In 2010, Moby moved from New York to LA leaving behind the drink and drug excess that had been a feature of his life since childhood.

The star, now 52, said: “I started doing drugs and drinking when I was 10.

“By the time I was 13, I’d already had some bad experience­s.

“The older I got, alcohol and drugs were the only good things in my life – they were the only things that consistent­ly and predictabl­y worked.

“I was getting sick and I couldn’t have relationsh­ips, I was depressed and I was anxious, but I could always take comfort in alcohol and drugs.
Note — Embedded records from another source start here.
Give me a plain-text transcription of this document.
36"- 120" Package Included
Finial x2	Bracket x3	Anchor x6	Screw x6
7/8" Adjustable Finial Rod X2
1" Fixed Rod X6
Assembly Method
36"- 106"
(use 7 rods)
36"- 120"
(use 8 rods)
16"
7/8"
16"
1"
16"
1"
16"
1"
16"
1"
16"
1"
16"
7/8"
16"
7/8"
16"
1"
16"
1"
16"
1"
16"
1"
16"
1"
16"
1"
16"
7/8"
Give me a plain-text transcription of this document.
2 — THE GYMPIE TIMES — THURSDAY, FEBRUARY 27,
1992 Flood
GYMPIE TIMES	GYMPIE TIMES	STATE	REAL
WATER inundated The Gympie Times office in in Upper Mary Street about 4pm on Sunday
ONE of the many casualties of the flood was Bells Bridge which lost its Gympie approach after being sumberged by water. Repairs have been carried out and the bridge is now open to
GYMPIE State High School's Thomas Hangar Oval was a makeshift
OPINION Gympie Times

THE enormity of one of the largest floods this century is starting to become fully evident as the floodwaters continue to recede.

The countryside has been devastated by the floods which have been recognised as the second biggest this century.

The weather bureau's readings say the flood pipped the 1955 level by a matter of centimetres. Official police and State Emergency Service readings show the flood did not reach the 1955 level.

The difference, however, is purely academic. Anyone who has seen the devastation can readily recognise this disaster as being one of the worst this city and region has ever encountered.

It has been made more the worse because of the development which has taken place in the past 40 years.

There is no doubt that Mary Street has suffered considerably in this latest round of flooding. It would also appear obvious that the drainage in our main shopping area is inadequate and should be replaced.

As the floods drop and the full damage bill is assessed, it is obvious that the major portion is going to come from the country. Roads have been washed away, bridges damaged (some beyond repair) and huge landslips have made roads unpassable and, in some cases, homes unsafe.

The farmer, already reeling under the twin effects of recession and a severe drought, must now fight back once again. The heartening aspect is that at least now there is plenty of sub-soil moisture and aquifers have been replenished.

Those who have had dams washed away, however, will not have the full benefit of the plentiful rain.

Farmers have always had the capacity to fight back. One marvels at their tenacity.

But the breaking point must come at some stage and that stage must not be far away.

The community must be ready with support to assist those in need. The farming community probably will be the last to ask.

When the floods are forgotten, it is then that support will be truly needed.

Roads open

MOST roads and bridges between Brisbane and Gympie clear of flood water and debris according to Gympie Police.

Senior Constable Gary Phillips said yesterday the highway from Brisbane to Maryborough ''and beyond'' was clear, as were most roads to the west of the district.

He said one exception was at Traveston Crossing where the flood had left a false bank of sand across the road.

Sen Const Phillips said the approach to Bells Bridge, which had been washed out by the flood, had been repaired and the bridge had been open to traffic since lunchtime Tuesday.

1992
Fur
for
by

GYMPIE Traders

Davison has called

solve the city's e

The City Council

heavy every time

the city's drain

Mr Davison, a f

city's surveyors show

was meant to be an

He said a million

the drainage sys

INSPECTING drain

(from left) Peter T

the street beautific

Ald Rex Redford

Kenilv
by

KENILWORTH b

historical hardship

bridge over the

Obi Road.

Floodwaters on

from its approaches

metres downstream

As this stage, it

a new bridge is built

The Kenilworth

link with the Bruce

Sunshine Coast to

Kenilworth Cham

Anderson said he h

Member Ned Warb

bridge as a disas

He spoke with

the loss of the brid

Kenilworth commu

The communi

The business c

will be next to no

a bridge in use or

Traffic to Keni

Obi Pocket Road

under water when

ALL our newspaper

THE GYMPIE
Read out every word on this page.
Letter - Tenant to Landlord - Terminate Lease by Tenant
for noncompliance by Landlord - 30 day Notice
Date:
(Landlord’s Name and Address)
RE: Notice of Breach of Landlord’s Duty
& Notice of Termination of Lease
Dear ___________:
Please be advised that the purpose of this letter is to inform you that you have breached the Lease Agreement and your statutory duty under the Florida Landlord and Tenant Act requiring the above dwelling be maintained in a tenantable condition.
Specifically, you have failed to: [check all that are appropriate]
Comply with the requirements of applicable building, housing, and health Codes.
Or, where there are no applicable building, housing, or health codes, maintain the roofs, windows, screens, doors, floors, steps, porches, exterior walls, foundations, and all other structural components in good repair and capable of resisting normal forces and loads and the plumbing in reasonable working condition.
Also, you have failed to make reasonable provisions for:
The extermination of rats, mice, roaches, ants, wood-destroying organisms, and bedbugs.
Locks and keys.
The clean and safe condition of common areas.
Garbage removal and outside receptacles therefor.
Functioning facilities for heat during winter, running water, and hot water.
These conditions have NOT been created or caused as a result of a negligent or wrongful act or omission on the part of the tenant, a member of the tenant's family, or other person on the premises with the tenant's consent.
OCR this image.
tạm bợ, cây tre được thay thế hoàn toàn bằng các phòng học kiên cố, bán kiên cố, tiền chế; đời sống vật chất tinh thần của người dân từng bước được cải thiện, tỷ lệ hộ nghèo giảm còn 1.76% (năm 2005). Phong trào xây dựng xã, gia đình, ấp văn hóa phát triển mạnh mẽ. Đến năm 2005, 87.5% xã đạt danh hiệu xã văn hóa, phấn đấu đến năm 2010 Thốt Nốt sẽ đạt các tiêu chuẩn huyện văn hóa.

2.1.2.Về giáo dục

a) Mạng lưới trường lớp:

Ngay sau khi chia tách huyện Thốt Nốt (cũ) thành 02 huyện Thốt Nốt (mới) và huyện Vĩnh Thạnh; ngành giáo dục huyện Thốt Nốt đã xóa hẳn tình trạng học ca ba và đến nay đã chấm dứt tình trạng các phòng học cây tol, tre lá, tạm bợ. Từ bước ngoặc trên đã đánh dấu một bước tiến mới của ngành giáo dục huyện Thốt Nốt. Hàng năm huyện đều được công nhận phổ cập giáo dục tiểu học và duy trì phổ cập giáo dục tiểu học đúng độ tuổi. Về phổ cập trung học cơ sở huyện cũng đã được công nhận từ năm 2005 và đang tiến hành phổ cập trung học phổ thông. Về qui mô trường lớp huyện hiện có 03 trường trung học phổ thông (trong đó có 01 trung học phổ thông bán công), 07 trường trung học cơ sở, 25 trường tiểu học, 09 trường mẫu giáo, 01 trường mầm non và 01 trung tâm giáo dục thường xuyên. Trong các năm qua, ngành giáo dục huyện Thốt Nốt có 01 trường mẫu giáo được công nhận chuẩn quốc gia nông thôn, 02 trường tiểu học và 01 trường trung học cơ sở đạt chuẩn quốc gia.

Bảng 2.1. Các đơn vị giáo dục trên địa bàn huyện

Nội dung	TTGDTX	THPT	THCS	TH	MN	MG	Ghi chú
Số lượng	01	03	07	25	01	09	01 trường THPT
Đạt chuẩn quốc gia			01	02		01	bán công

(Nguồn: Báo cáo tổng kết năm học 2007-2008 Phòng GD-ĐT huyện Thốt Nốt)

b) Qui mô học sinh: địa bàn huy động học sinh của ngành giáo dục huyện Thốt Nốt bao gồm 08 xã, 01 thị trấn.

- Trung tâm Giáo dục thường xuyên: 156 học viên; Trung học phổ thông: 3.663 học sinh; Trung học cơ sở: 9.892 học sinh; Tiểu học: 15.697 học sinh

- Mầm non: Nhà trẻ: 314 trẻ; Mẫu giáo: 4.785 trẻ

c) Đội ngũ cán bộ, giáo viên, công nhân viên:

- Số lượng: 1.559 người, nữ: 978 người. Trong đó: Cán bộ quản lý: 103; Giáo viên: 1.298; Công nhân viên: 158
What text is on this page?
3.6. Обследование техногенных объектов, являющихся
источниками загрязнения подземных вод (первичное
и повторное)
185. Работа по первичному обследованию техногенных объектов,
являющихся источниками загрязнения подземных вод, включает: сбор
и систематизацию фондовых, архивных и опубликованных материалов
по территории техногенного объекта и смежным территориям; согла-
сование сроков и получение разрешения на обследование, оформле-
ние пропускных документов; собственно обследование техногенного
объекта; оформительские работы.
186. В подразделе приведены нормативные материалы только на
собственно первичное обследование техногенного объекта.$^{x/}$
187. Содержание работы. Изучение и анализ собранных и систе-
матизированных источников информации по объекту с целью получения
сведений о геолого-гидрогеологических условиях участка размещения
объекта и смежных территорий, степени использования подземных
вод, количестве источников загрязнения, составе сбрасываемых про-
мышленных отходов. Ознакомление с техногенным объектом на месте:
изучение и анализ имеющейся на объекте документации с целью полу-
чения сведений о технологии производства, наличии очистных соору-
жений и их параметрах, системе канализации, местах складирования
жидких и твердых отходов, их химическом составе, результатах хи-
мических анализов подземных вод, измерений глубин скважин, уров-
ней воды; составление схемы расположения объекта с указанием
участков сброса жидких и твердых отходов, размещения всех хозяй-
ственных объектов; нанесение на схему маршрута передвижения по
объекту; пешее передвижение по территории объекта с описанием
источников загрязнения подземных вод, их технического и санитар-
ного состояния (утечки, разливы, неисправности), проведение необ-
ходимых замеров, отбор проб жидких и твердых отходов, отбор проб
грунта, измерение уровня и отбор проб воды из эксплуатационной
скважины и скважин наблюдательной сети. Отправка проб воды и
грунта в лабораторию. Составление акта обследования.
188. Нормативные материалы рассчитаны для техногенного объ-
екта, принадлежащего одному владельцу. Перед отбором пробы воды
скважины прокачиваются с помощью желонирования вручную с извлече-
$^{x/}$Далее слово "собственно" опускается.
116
The problem was that the hangovers started lasting 36 or 48 hours, and it got to the point I couldn’t even really string sentences together. “I was sleeping until five or six in the afternoon every day.” As he releases his moving but troubled new album Everything Was Beautiful, And Nothing Hurt, Moby is making another break with his past by selling almost all of the records and musical equipment that fuelled his career. He said: “I moved house recently and I had the practical thought that I haven’t played these records in a long time. Most of the musical equipment I have I haven’t used in a long time. So the idea is to sell everything and give the money to this organisati­on I work with called the Physicians’ Committee for Responsibl­e Medicine.” In his 2016 memoir Porcelain, Moby recounted an extraordin­ary life journey from poverty to popularity, through a series of mismatched relationsh­ips.

He said: “I’m single and middle-aged. I come home to an empty house. There is a wistfulnes­s where you imagine ‘Wouldn’t it be nice to come home to a house where there’s someone who loves me and has my best interests at heart?’

“But there’s a lot of flexibilit­y that comes with being single. It’s a trade-off.”

Raised by a single mother – his father died when he was two – Moby has no wish to be a parent himself.

“In the past I would give lip service to it,” he admitted, “but it always just seemed more like a pleasant idea than something I wanted. It’s easy to not have a kid but it’s a hard thing to say in public. I’m really happy without children.” ● Everything Was Beautiful, And Nothing Hurt is out today.